Millions of dollars in federal research grants are available for small and early-stage technology companies in Minnesota. They just have to know how to ask.

Starting Tuesday, the Minnesota High Tech Association (MHTA) will be accepting applications for its new accelerator program, which will coach dozens of small-tech firms and entrepreneurs on how to successfully apply for grant funding from the highly competitive Small Business Innovation Research (SBIR) and Small Business Technology Transfer (STTR) programs.

The MHTA accelerator program aims to enroll 120 companies in 10 program groups in 2020, starting with the inaugural class of 12 companies that will receive guidance on seeking grants from the many entities under the National Institutes of Health. The deadline to apply is Oct. 15, and the coursework runs Oct. 24 to Jan. 6. The free program includes in-person training sessions augmented by “a personalized and customized approach” for each company, MHTA said. The schedule for the future classes is still being determined.

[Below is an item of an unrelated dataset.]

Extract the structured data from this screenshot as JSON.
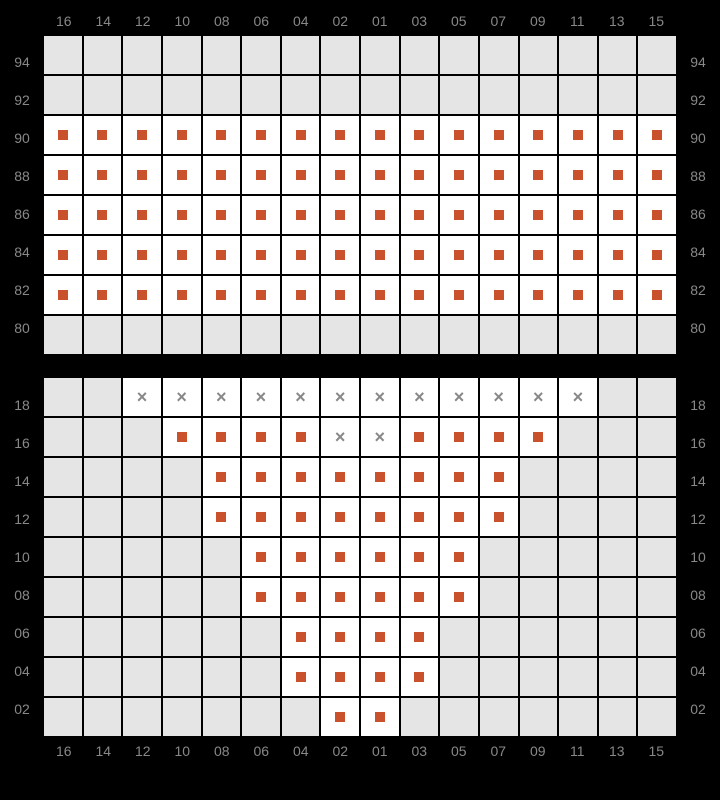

No one is required to attend an accelerator class to apply for an SBIR or STTR grant. But the programs are highly competitive, and some companies have to apply multiple times before securing an award. The high-tech association is receiving state and federal funding to run its accelerator class.

Together, SBIR and STTR dole out roughly $3.7 billion in grants to more than 5,000 companies annually in fields ranging from medical technology and biotech to defense, energy and education. The broad goal is to use the funding to cut down the time from development to commercialization for “high-impact” innovations by issuing grants for research and development efforts to address early technical hurdles.

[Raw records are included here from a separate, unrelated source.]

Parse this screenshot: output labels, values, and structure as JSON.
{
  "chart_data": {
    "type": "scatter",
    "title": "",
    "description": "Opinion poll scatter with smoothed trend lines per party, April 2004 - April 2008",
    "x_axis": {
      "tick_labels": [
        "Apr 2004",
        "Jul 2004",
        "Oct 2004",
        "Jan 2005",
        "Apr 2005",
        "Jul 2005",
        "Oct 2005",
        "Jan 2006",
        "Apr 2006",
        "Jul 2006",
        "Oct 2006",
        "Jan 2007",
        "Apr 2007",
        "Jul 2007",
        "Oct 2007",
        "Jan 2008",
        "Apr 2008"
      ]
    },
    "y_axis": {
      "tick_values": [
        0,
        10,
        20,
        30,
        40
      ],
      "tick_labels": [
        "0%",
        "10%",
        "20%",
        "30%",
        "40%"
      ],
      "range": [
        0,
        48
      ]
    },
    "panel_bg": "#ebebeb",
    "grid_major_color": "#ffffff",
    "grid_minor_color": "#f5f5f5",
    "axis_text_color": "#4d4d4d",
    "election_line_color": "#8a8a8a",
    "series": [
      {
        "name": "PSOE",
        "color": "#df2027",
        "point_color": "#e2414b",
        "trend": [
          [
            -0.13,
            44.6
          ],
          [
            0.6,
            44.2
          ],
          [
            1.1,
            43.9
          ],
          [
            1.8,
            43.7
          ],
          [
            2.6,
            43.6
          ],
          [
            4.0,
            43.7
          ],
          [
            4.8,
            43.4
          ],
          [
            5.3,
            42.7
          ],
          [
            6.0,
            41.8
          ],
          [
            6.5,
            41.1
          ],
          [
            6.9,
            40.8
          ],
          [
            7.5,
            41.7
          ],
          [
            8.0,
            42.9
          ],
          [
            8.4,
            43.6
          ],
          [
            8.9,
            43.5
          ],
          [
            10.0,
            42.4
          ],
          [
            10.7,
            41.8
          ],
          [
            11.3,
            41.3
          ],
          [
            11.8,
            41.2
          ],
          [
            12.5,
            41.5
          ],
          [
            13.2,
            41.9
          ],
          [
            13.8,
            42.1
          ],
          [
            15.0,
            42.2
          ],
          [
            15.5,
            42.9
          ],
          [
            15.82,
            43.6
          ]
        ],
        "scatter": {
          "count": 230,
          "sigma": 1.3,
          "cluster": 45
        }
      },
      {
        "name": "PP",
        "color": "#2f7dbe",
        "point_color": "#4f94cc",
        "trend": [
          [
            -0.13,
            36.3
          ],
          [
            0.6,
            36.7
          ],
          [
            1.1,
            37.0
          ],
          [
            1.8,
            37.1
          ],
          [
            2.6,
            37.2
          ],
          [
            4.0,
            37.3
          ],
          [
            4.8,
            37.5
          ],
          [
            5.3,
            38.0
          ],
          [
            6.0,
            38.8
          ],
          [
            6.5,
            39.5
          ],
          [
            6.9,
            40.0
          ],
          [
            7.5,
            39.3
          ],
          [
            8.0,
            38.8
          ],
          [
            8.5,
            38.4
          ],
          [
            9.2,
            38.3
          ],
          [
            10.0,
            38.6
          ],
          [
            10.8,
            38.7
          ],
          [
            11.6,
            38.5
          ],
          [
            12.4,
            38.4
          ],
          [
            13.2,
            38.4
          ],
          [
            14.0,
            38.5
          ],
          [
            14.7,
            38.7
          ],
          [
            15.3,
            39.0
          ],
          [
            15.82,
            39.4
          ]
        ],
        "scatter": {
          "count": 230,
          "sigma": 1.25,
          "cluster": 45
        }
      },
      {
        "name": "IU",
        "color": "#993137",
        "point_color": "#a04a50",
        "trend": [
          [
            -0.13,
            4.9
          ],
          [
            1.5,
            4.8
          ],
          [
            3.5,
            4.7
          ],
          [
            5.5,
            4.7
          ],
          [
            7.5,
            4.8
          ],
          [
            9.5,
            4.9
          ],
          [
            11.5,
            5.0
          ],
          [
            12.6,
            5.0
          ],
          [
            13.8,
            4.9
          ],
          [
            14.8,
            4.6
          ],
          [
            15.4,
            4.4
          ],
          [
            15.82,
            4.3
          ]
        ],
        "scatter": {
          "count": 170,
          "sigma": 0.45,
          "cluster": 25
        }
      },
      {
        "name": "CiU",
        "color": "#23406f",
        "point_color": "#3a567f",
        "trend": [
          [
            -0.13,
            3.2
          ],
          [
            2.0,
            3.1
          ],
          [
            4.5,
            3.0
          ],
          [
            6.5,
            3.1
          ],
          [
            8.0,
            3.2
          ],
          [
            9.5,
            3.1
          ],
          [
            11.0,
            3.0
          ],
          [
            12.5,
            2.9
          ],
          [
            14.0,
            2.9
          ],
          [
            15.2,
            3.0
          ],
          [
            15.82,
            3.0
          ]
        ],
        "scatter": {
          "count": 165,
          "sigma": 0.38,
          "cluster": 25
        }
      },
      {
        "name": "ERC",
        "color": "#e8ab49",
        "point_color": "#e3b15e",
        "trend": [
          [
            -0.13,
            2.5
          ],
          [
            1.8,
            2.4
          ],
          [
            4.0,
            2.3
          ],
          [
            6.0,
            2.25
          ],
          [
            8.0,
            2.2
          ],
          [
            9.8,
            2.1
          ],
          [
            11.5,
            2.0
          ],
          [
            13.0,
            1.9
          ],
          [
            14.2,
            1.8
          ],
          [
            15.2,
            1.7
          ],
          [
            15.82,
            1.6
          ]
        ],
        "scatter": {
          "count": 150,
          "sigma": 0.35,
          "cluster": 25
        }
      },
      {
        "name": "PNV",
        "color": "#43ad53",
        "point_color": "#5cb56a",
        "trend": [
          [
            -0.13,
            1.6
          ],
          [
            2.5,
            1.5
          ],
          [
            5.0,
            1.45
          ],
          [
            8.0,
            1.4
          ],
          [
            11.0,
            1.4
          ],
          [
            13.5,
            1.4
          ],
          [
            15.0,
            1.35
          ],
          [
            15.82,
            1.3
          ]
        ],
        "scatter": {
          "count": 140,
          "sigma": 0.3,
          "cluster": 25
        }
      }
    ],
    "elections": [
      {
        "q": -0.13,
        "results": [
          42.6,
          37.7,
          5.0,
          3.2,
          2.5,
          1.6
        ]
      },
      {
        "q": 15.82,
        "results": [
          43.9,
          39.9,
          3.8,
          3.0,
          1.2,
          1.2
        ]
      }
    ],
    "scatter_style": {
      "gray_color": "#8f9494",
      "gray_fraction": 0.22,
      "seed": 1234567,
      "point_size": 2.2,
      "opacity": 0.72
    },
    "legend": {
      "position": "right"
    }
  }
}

In the decades since the grant programs were started, Minnesota firms have won more than $700 million in funding, which has led to further private investments, new products and services, and acquisitions and initial public offerings of stock. Past recipients include nanotechnology firm NVE Corp., gene engineering firm B-MoGen Biotechnologies (now owned by Bio-Techne), and digital security and engineering firm Adventium Labs. Med-tech startup Quench Medical recently won $224,000 in Phase 1 funding for its asthma-medicine delivery platform.

This year, the new Minnesota accelerator program aims to specifically invite 40 of its 120 companies to take part, with a goal of obtaining funding for 10 of the 40 invited companies. Any project in the grant program can be accepted for up to $5 million over five years, in three phases.

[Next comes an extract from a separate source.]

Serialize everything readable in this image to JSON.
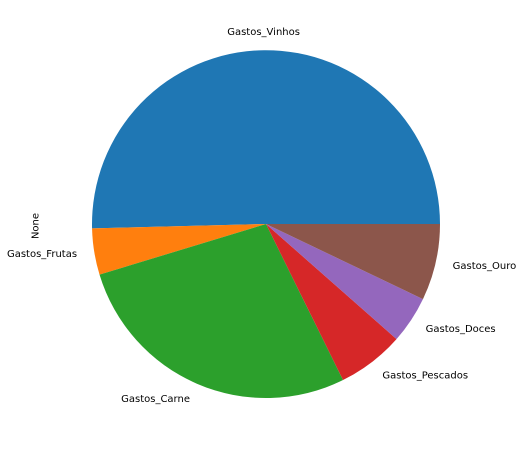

“It’s a great source of nondilutive funding,” said Pat Dillon, director of the MHTA’s Minnesota SBIR/STTR Assistance Office in the Minneapolis Grain Exchange Building. Federal grantmakers “are not going to take a piece of the company. ... And it’s not a loan.”

The grants are intended to fund early-stage companies and ideas, but applicants have to be savvy enough to already know a lot about their problem and proposed solution. The application for the accelerator requires companies and aspiring entrepreneurs to answer five specific questions based on the same questions SBIR and STTR will ask, including:

• Describe the origins and focus of your project, and how it meets the mandate of supporting research and development (R&D) for unproven, high-impact innovations, in 500 words.

• Give 500 words on the proposed R&D or technical work, including how you will prove the product or service is technically feasible and why it meets the definition of true R&D (rather than being straightforward engineering or incremental product development).

• And 250 words each on the market opportunity and the company/team that will lead the efforts described in the pitch.

“Everything that has to be done for your proposal you are going to do as part of the program,” Dillon said.